Monday, July 09, 2007

berita dari rumah

tadi pagi adikku mengirim berita pendek yang bikin aku kaget lewat Y!M.

A: Ulfa kecelakaan udah tahu?
D: nggak tahu
A: tangan dan kakinya patah
D: ha? kapan? kecelakaan sepeda?
A: kira-kira dua hari yang lalu
D: duh...ketabrak apa?
A: naik motor, dibonceng Winta, ketabrak mobil
D: waaaaaaaaaaaaaahhhhhhhh
A: operasi di Solo.
D: Winta-nya gimana?
A: itu dia, belum ada yang nanyain kabarnya Winta

sigh...
Ulfa dan Winta itu dua sepupuku di Pacitan. Winta umur 14 tahun, kelas 2 SMP, anak Oom Suhar, adiknya Mama. sementara Ulfa umurnya 11 tahun, anak Tante Ninik, juga adiknya Mama. jadi mereka berdua ini masih kecil-kecil, naik motornya juga rada belum beres, udah turun ke jalanan.

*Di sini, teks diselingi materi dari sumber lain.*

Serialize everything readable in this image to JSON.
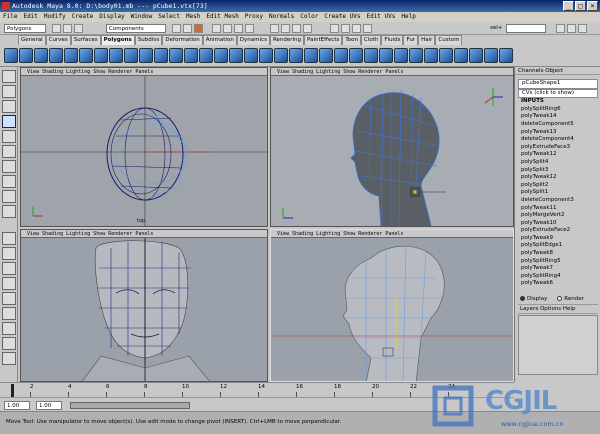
{
  "window": {
    "title": "Autodesk Maya 8.0: D:\\body01.mb  ---  pCube1.vtx[73]",
    "min": "_",
    "max": "□",
    "close": "×"
  },
  "menubar": [
    "File",
    "Edit",
    "Modify",
    "Create",
    "Display",
    "Window",
    "Select",
    "Mesh",
    "Edit Mesh",
    "Proxy",
    "Normals",
    "Color",
    "Create UVs",
    "Edit UVs",
    "Help"
  ],
  "status_line": {
    "menu_set": "Polygons",
    "selection_mask": "Components",
    "sel_label": "sel+"
  },
  "shelf_tabs": [
    "General",
    "Curves",
    "Surfaces",
    "Polygons",
    "Subdivs",
    "Deformation",
    "Animation",
    "Dynamics",
    "Rendering",
    "PaintEffects",
    "Toon",
    "Cloth",
    "Fluids",
    "Fur",
    "Hair",
    "Custom"
  ],
  "active_shelf_tab": "Polygons",
  "panel_menu": "View  Shading  Lighting  Show  Renderer  Panels",
  "panels": [
    {
      "name": "top-left",
      "camera": "top"
    },
    {
      "name": "top-right",
      "camera": ""
    },
    {
      "name": "bottom-left",
      "camera": ""
    },
    {
      "name": "bottom-right",
      "camera": ""
    }
  ],
  "channel_box": {
    "tabs": "Channels  Object",
    "shape": "pCubeShape1",
    "cvs": "CVs (click to show)",
    "inputs_label": "INPUTS",
    "inputs": [
      "polySplitRing6",
      "polyTweak14",
      "deleteComponent5",
      "polyTweak13",
      "deleteComponent4",
      "polyExtrudeFace3",
      "polyTweak12",
      "polySplit4",
      "polySplit3",
      "polyTweak12",
      "polySplit2",
      "polySplit1",
      "deleteComponent3",
      "polyTweak11",
      "polyMergeVert2",
      "polyTweak10",
      "polyExtrudeFace2",
      "polyTweak9",
      "polySplitEdge1",
      "polyTweak8",
      "polySplitRing5",
      "polyTweak7",
      "polySplitRing4",
      "polyTweak6"
    ]
  },
  "layer_editor": {
    "display": "Display",
    "render": "Render",
    "menu": "Layers  Options  Help"
  },
  "time_slider": {
    "ticks": [
      "2",
      "4",
      "6",
      "8",
      "10",
      "12",
      "14",
      "16",
      "18",
      "20",
      "22",
      "24"
    ],
    "range_start": "1.00",
    "range_start2": "1.00"
  },
  "help_line": "Move Tool: Use manipulator to move object(s). Use edit mode to change pivot (INSERT). Ctrl+LMB to move perpendicular.",
  "watermark": {
    "brand": "CGJIL",
    "url": "www.cgjiue.com.cn"
  }
}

apesnya, hari itu mereka terserempet Kijang. dan akibatnya sangatlah serius. kaki dan lengan kiri Ulfa patah dan harus dioperasi di RS. Dr. Oen, Solo. Ulfa jadi parah gitu karena kakinya tersangkut di bemper mobil. kubayangkan, pasti banyak juga baret-baret bekas aspal di tubuhnya yang kurus.

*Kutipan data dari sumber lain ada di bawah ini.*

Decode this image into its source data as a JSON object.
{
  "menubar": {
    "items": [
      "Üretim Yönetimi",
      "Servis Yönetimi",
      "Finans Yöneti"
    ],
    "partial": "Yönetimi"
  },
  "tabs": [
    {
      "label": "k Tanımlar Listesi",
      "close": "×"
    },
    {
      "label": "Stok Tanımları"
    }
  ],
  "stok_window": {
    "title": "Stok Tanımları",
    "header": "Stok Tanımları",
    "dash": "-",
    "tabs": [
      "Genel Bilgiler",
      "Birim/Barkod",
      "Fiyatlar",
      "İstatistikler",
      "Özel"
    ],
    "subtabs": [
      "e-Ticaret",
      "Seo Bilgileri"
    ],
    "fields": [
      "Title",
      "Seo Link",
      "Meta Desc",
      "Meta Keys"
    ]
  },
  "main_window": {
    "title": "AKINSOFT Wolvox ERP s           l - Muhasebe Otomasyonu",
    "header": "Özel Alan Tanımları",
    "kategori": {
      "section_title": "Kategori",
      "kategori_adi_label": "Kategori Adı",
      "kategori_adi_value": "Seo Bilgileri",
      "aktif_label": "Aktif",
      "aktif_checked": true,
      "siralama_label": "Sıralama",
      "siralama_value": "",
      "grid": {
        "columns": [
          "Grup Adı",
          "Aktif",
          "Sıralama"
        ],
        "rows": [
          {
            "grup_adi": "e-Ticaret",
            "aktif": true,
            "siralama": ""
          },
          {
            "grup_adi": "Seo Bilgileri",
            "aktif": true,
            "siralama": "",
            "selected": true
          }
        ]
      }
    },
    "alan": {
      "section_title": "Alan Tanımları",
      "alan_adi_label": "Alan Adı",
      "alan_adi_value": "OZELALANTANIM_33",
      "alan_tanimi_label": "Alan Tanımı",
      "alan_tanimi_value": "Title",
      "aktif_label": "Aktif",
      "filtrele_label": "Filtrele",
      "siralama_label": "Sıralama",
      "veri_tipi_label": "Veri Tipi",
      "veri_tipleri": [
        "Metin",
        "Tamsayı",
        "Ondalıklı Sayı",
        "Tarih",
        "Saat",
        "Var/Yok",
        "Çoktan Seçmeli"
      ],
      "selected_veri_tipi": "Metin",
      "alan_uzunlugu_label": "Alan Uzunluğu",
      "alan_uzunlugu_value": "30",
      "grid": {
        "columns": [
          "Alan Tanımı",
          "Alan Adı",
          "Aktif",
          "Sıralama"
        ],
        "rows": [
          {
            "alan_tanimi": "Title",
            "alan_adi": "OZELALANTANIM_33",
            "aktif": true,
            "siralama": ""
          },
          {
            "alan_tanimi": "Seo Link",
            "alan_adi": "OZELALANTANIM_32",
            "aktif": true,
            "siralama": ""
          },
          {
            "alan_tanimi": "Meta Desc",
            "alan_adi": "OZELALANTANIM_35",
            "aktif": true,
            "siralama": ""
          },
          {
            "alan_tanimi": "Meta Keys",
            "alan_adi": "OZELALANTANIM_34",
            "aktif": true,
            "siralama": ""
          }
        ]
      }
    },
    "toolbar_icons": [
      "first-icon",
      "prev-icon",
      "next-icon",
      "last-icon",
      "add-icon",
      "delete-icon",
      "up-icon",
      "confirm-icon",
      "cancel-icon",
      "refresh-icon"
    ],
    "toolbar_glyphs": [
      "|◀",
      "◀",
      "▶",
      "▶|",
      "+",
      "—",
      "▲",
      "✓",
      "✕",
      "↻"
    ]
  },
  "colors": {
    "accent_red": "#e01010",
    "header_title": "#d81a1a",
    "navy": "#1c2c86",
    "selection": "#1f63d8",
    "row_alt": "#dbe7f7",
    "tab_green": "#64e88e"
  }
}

Winta sendiri ternyata tidak apa-apa. tapi beban mental dan rasa bersalah yang dia tanggung pasti sangatlah berat. apalagi karena dia pasti udah ngerti betapa runyam situasi di rumah tante Ninik saat ini. anak kedua tanteku masih kecil, umurnya baru 7 tahun. udah gitu, di rumah tante Ninik juga tinggal Mbah Putri yang sudah hampir 6 bulan ini praktis harus dirawat ekstra setelah terkena stroke. padahal Tante harus ada di Solo menunggui Ulfa.

waktu kuhubungi, Tante Ninik bilang kalau Mbah Putri sekarang dirawat di rumah Oom Suhar untuk sementara. Papa dan Mama serta adik laki-lakiku juga rencananya ke Pacitan besok. aku cuma bisa nitip buku-buku cerita buat Ulfa. kebayang kan, anak umur 11 tahun harus berminggu-minggu terbaring di tempat tidur, pasti bosan dan rewel setengah mati.

sekarang aku ngerti kenapa dulu Papa dan Mama bersikeras aku nggak boleh belajar naik motor pas SMP, walopun teman-temanku sudah naik motor ke sekolah.

eh, dimana ya, sepeda hitam berkeranjang yang kupakai waktu SMP dulu?

duka yang menyusun sendiri petualangannya

  rasa kehilangan seorang penonton pada aktor yang dia tonton sepanjang yang bisa dia ingat, adalah kehilangan yang senyap. ia tak bisa meng...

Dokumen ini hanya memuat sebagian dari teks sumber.